Ein berichtspflichtiges Unternehmen hat in seinem Nachhaltigkeitsbericht darzustellen, welche wesentlichen Auswirkungen es auf betroffene Gemeinschaften entfaltet, welche Maßnahmen es ergreift, um negative Auswirkungen zu verhindern bzw. abzuschwächen oder zu beseitigen, welchen wesentlichen Risiken und Chancen das Unternehmen von betroffenen Gemeinschaften ausgesetzt ist und welche finanziellen Auswirkungen aus den wesentlichen Risiken und Chancen für das Unternehmen resultieren.

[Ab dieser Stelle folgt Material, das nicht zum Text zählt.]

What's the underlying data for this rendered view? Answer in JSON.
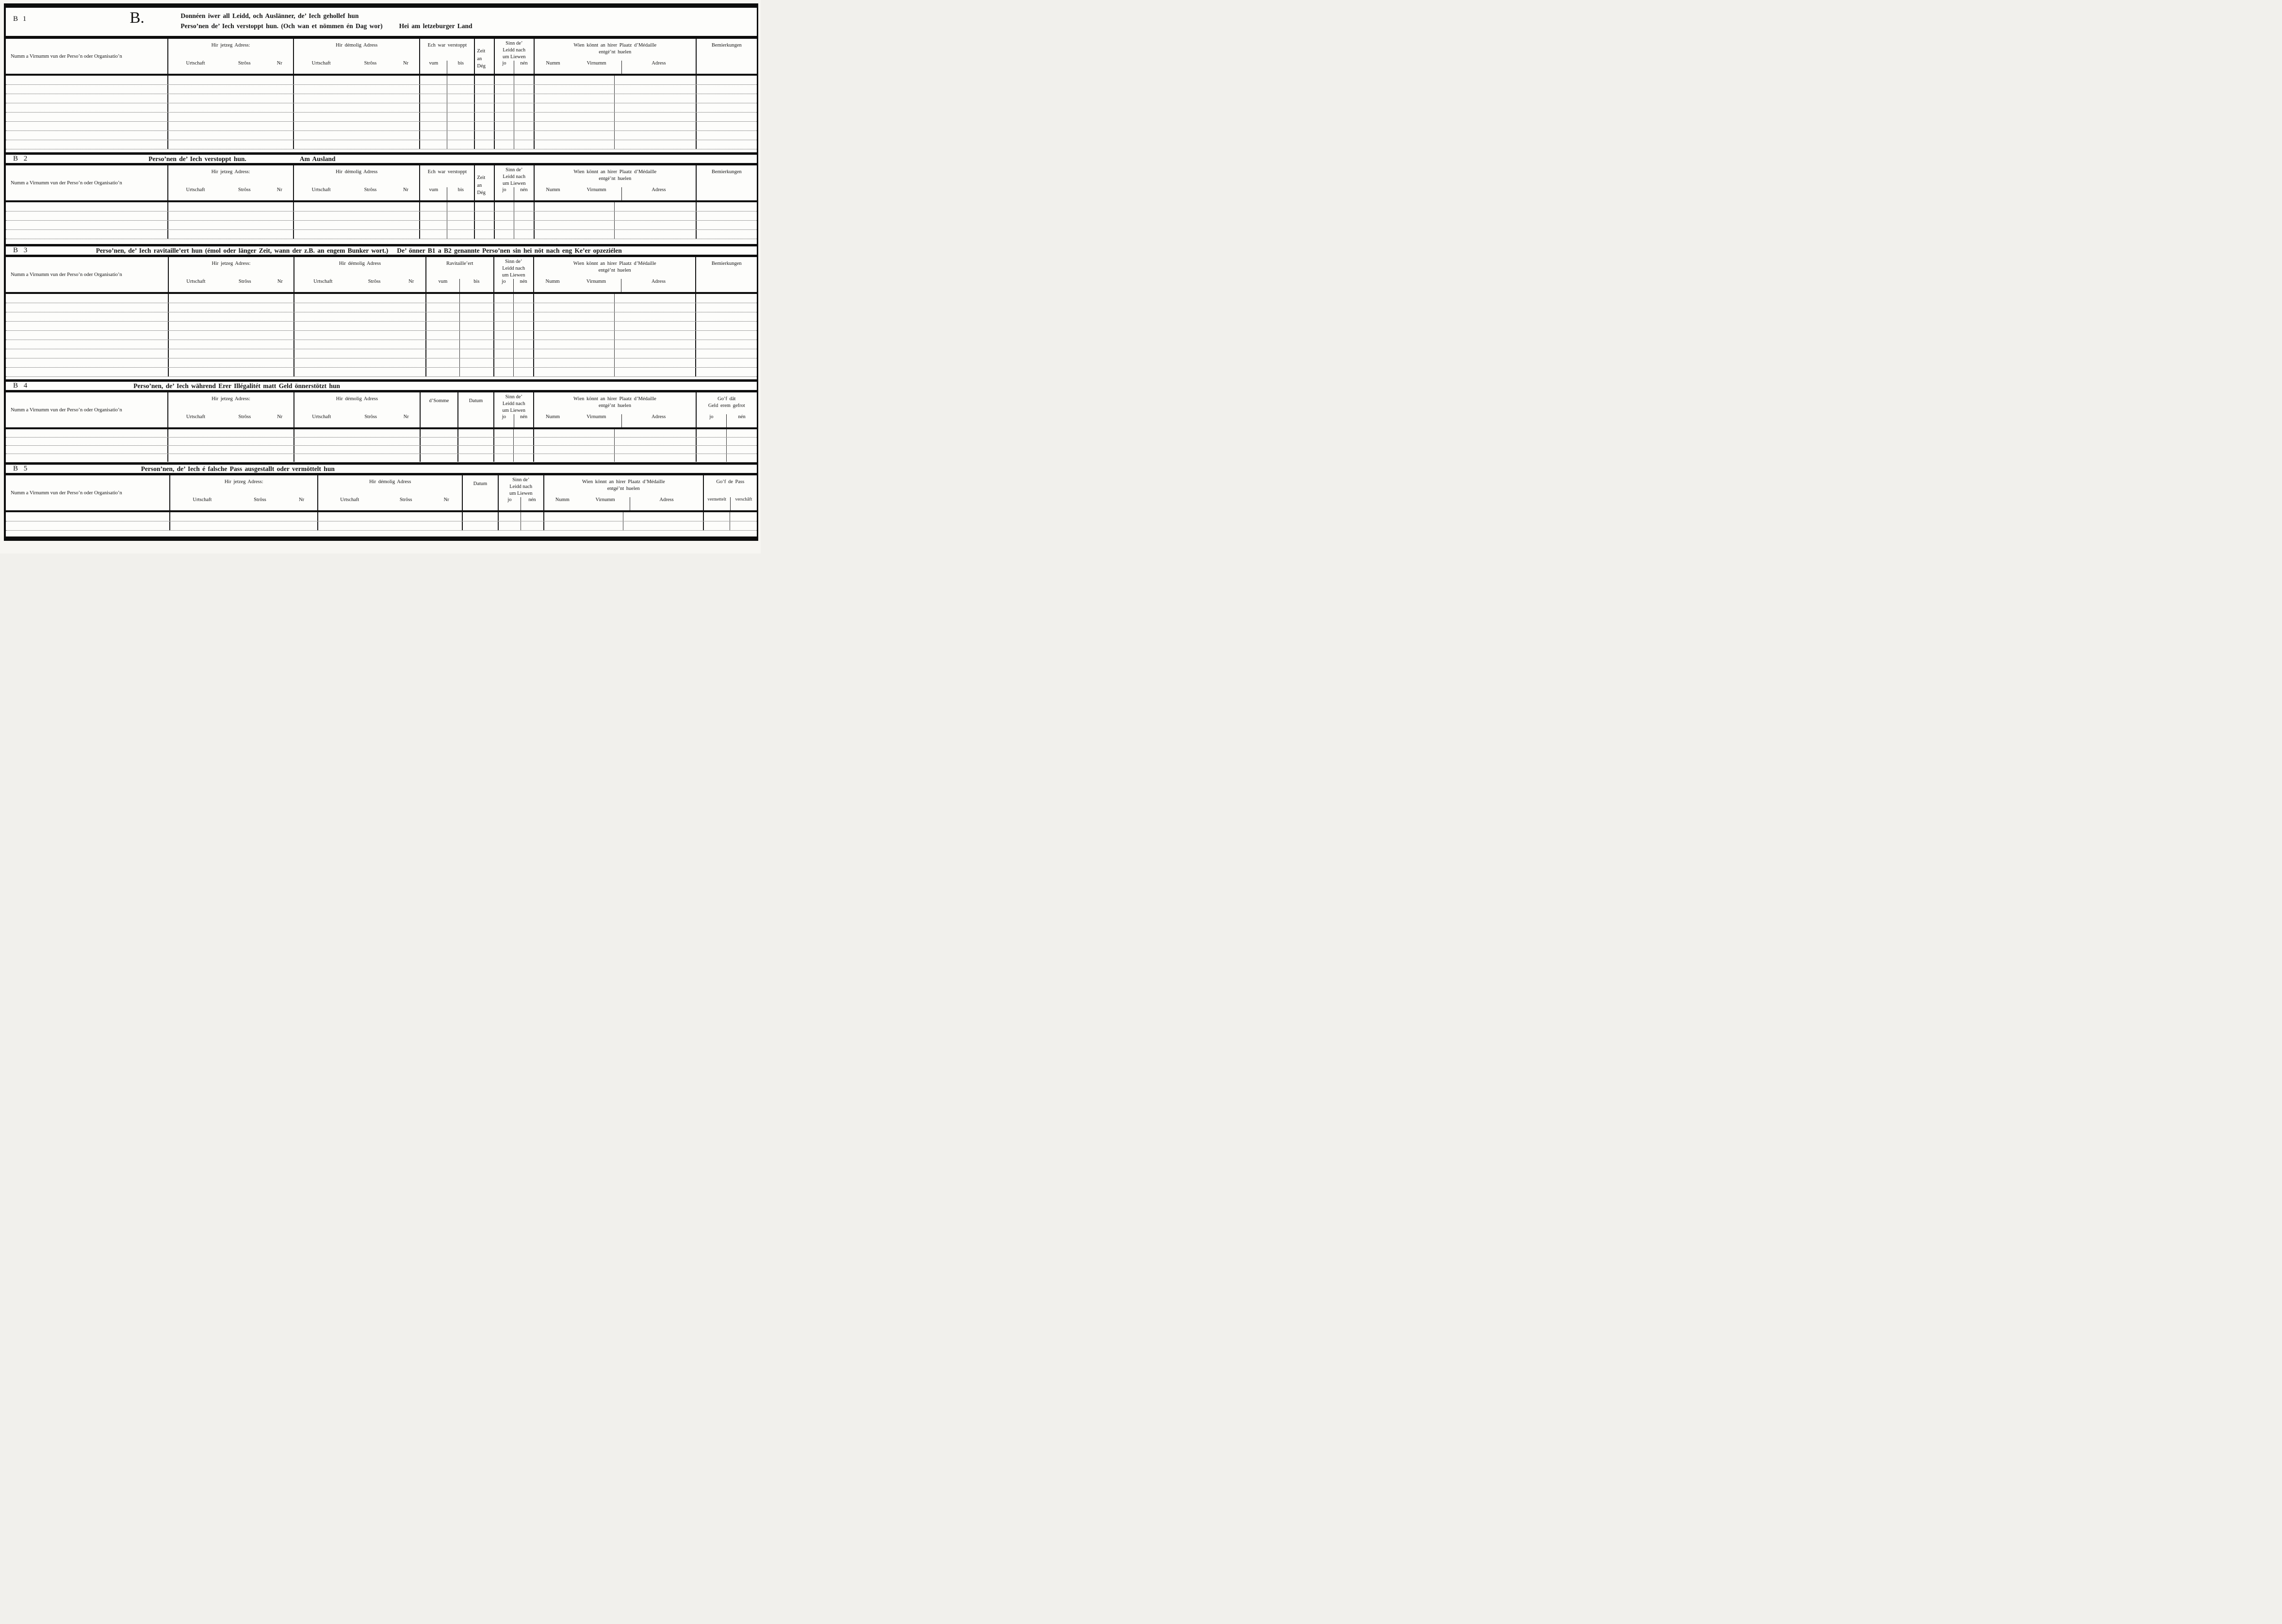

Aktuell enthält ESRS S3 nicht zu jeder dieser Zielsetzungen Angabepflichten. Diese sollen zukünftig, ggf. auch in sektorspezifischen Standards, erarbeitet werden.

Anlage A von ESRS 1 enthält eine Aufstellung von Nachhaltigkeitsaspekten, die bei der Wesentlichkeitsanalyse eines berichtspflichtigen Unternehmens mindestens zu würdigen sind. Hierzu gehören insbesondere auch wirtschaftliche, soziale und kulturelle Rechte von Gemeinschaften, Bürgerrechte und politische Rechte von Gemeinschaften sowie explizit die Rechte indigener Völker. Durch den weit(er) gefassten thematischen Fokus des ESRS S3 wird jedoch eine thematische Erweiterung der in Anlage A des ESRS 1 geforderten Angaben zu überprüfen bzw. geboten sein. Dieses gilt insbesondere auch vor dem Hintergrund der in ESRS 1 verpflichtend vorgegebenen Überprüfung eventuell unternehmensindividuell bestehender Themen in dem jeweiligen Berichtskontext.

1. Governance und Organisation

Hier sind ausschließlich die Angaben gemäß ESRS 2 zu machen. Zusätzliche eigene Angabepflichten resultieren aus ESRS S3 nicht.

2. Strategie und Geschäftsmodell

Die gemäß ESRS S3-1 geforderten Angabepflichten zu Strategien verweisen auf die Mindestangabepflichten gemäß ESRS 2 MDR-P. Die Angaben nach ESRS S3-1 umfassen die Darstellung der verfolgten Strategien zur Achtung der Menschenrechte im Hinblick auf betroffene Gemeinschaften (ESRS S3.16), deren Einklang mit internationalen Normen (z. B. UN oder Human Rights) sowie auf gemeldete Verstöße gegen die Prinzipien.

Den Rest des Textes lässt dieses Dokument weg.